Бывшая сойка-пересмешница смотрит на примулы, которые посадил Пит и хочет уничтожить каждый цветок по отдельности. От этого желания — необоснованного, неразумного, даже сумасшедшего, — сводит скулы. Китнисс сжимает кулаки, ногти впиваются в ладони, но недостаточно сильно.
Весь мир для нее окрашен не в черно-белый, а в черно-красный — кровь и пепел, пепел и кровь.
Пит Мелларк застывает за ее спиной буквально на долю мгновения; наверное, он тоже считает до десяти, перед тем, как сделать очередной шаг.
— Я не хочу говорить с тобой, — выпаливает Китнисс, желая предугадать любые его слова.
Пит смотрит внимательно — секунда, другая — и пожимает плечом, признавая за ней это право. И проходит вперед, к своему бывшему дому, не бывавшему его домом, но ставшему домом для кого-то еще.
— Зачем ты только вернулся? — спрашивает Китнисс его сгорбленную спину. Пит чуть оборачивается, не глядя на нее, но, определенно, видя ее краем глаза. И молчит. — Переродок в тебе хотел сделать мне больно? — продолжает Китнисс, хотя очень хочет остановиться. — У него получилось. У тебя получилось, Пит. Мне больно.
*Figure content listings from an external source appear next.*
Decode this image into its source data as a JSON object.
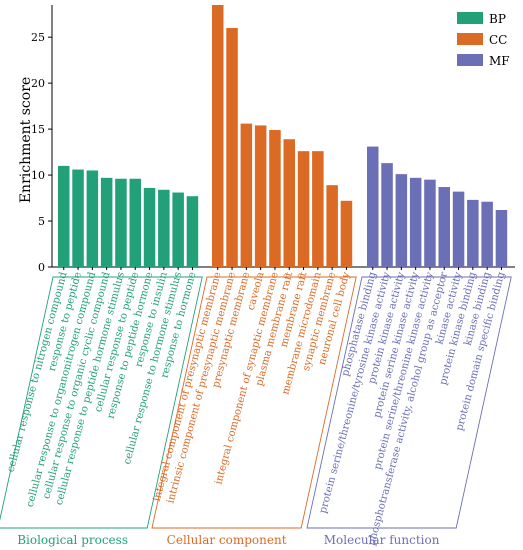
{
  "chart_data": {
    "type": "bar",
    "ylabel": "Enrichment score",
    "xlabel": "",
    "ylim": [
      0,
      28.5
    ],
    "yticks": [
      0,
      5,
      10,
      15,
      20,
      25
    ],
    "grid": false,
    "legend_position": "top-right",
    "series": [
      {
        "name": "BP",
        "group_label": "Biological process",
        "color": "#22a078",
        "categories": [
          "cellular response to nitrogen compound",
          "response to peptide",
          "cellular response to organonitrogen compound",
          "cellular response to organic cyclic compound",
          "cellular response to peptide hormone stimulus",
          "cellular response to peptide",
          "response to peptide hormone",
          "response to insulin",
          "cellular response to hormone stimulus",
          "response to hormone"
        ],
        "values": [
          11.0,
          10.6,
          10.5,
          9.7,
          9.6,
          9.6,
          8.6,
          8.4,
          8.1,
          7.7
        ]
      },
      {
        "name": "CC",
        "group_label": "Cellular component",
        "color": "#db6a25",
        "categories": [
          "integral component of presynaptic membrane",
          "intrinsic component of presynaptic membrane",
          "presynaptic membrane",
          "caveola",
          "integral component of synaptic membrane",
          "plasma membrane raft",
          "membrane raft",
          "membrane microdomain",
          "synaptic membrane",
          "neuronal cell body"
        ],
        "values": [
          28.5,
          26.0,
          15.6,
          15.4,
          14.9,
          13.9,
          12.6,
          12.6,
          8.9,
          7.2
        ]
      },
      {
        "name": "MF",
        "group_label": "Molecular function",
        "color": "#6b6fb5",
        "categories": [
          "phosphatase binding",
          "protein serine/threonine/tyrosine kinase activity",
          "protein kinase activity",
          "protein serine kinase activity",
          "protein serine/threonine kinase activity",
          "phosphotransferase activity, alcohol group as acceptor",
          "kinase activity",
          "protein kinase binding",
          "kinase binding",
          "protein domain specific binding"
        ],
        "values": [
          13.1,
          11.3,
          10.1,
          9.7,
          9.5,
          8.7,
          8.2,
          7.3,
          7.1,
          6.2
        ]
      }
    ]
  }
}
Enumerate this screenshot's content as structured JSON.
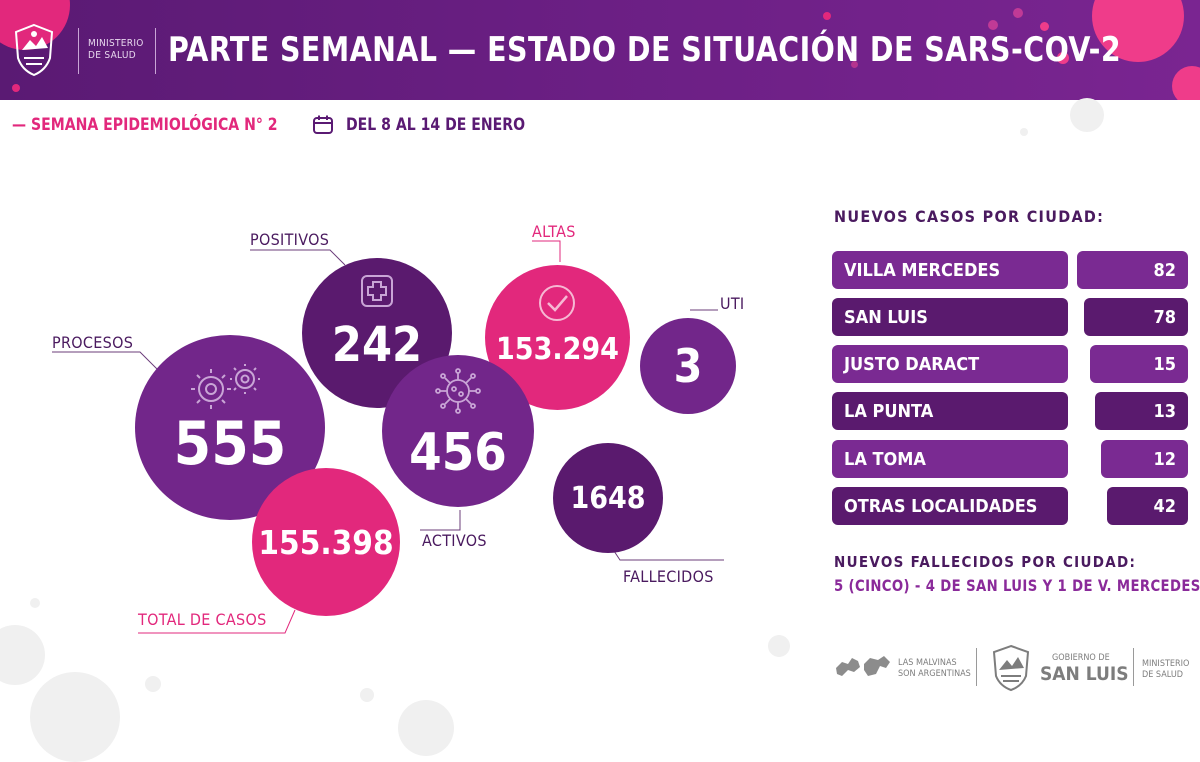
{
  "header": {
    "ministry": [
      "MINISTERIO",
      "DE SALUD"
    ],
    "title": "PARTE SEMANAL — ESTADO DE SITUACIÓN DE SARS-COV-2",
    "accent": "#e2287c",
    "bg": "#5a1a73"
  },
  "subheader": {
    "week": "— SEMANA EPIDEMIOLÓGICA N° 2",
    "dates": "DEL 8 AL 14 DE ENERO",
    "calendar_icon": "calendar-icon"
  },
  "stats": {
    "procesos": {
      "label": "PROCESOS",
      "value": "555",
      "icon": "gears-icon"
    },
    "positivos": {
      "label": "POSITIVOS",
      "value": "242",
      "icon": "medical-cross-icon"
    },
    "altas": {
      "label": "ALTAS",
      "value": "153.294",
      "icon": "check-icon"
    },
    "uti": {
      "label": "UTI",
      "value": "3"
    },
    "activos": {
      "label": "ACTIVOS",
      "value": "456",
      "icon": "virus-icon"
    },
    "fallecidos": {
      "label": "FALLECIDOS",
      "value": "1648"
    },
    "total": {
      "label": "TOTAL DE CASOS",
      "value": "155.398"
    }
  },
  "cities": {
    "title": "NUEVOS CASOS POR CIUDAD:",
    "rows": [
      {
        "name": "VILLA MERCEDES",
        "value": "82"
      },
      {
        "name": "SAN LUIS",
        "value": "78"
      },
      {
        "name": "JUSTO DARACT",
        "value": "15"
      },
      {
        "name": "LA PUNTA",
        "value": "13"
      },
      {
        "name": "LA TOMA",
        "value": "12"
      },
      {
        "name": "OTRAS LOCALIDADES",
        "value": "42"
      }
    ]
  },
  "deaths": {
    "title": "NUEVOS FALLECIDOS POR CIUDAD:",
    "detail": "5 (CINCO) - 4 DE SAN LUIS Y 1 DE V. MERCEDES"
  },
  "footer": {
    "malvinas": [
      "LAS MALVINAS",
      "SON ARGENTINAS"
    ],
    "gobierno": "GOBIERNO DE",
    "province": "SAN LUIS",
    "ministry": [
      "MINISTERIO",
      "DE SALUD"
    ]
  }
}
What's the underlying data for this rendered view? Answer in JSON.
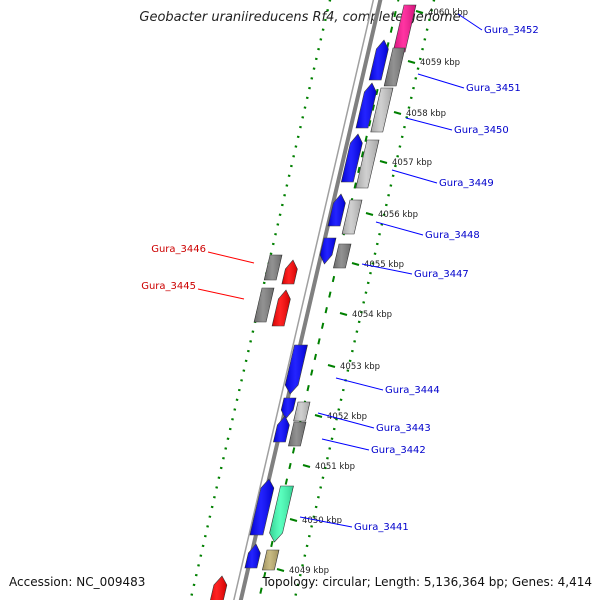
{
  "title": "Geobacter uraniireducens Rf4, complete genome",
  "footer": {
    "accession": "Accession: NC_009483",
    "topology": "Topology: circular; Length: 5,136,364 bp; Genes: 4,414"
  },
  "colors": {
    "blue": "#0000ff",
    "red": "#ff0000",
    "gray": "#808080",
    "light_gray": "#c8c8c8",
    "pink": "#ff1493",
    "aqua": "#40ffb4",
    "khaki": "#c0b070",
    "backbone": "#808080",
    "ticks": "#008000",
    "label_blue": "#0000cc",
    "label_red": "#cc0000"
  },
  "ticks": [
    {
      "label": "4060 kbp"
    },
    {
      "label": "4059 kbp"
    },
    {
      "label": "4058 kbp"
    },
    {
      "label": "4057 kbp"
    },
    {
      "label": "4056 kbp"
    },
    {
      "label": "4055 kbp"
    },
    {
      "label": "4054 kbp"
    },
    {
      "label": "4053 kbp"
    },
    {
      "label": "4052 kbp"
    },
    {
      "label": "4051 kbp"
    },
    {
      "label": "4050 kbp"
    },
    {
      "label": "4049 kbp"
    }
  ],
  "gene_labels": [
    {
      "label": "Gura_3452",
      "color": "blue"
    },
    {
      "label": "Gura_3451",
      "color": "blue"
    },
    {
      "label": "Gura_3450",
      "color": "blue"
    },
    {
      "label": "Gura_3449",
      "color": "blue"
    },
    {
      "label": "Gura_3448",
      "color": "blue"
    },
    {
      "label": "Gura_3447",
      "color": "blue"
    },
    {
      "label": "Gura_3446",
      "color": "red"
    },
    {
      "label": "Gura_3445",
      "color": "red"
    },
    {
      "label": "Gura_3444",
      "color": "blue"
    },
    {
      "label": "Gura_3443",
      "color": "blue"
    },
    {
      "label": "Gura_3442",
      "color": "blue"
    },
    {
      "label": "Gura_3441",
      "color": "blue"
    }
  ]
}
Мелларк — когда в последний раз она, пусть мысленно, называла его мальчиком с хлебом? — продолжает идти дальше. Китнисс впервые обращает внимание на то, как сильно он хромает.
— Мне больно, — повторяет она, повышая голос, чтобы быть услышанной. — Я убила свою сестру.
Пит останавливается, сначала замедляя шаг. Китнисс хотелось бы разреветься, как маленькой девочке, которая спустя столько лет своей плодотворной — смертельные ягоды, уничтоженные дистрикты, кровавая революция — жизни узнала о том, какая же она, в самом деле, самовлюбленная эгоистка.
Прим не должна была умереть. Прим должна была спасать людей, как и мечтала. А вот Китнисс, всегда спасавшая только свою сестру и себя, должна была сгореть под градом бомб, присланных теми, кто был в рядах хороших парней и просто хотел ускорить победу добра над злом, пролив немного больше крови, чем было нужно.
Между тем капитолийский переродок с лицом мальчика с хлебом смотрит на нее — не искоса, не краем глаза, а прямо, пристально.
— Ты не виновата в смерти своей сестры, Китнисс. Мы все виноваты в ее смерти, каждый по чуть-чуть. Но, если тебе хочется взвалить на себя вину, ответственность, наказание — никто из виновных не будет мешать, поверь. Особенно мешать тебе не будет Плутарх, который знал больше всех нас вместе взятых и все равно сделал это с Прим.
Ему даже не приходится повышать свой голос — Китнисс слышит его слова так же хорошо, как если бы он стоял рядом.
— А еще, Китнисс, — здесь Мелларк делает паузу, но Китнисс не успевает воспользоваться этим и заставить его замолчать, — Прим не хотела бы для тебя такой жизни.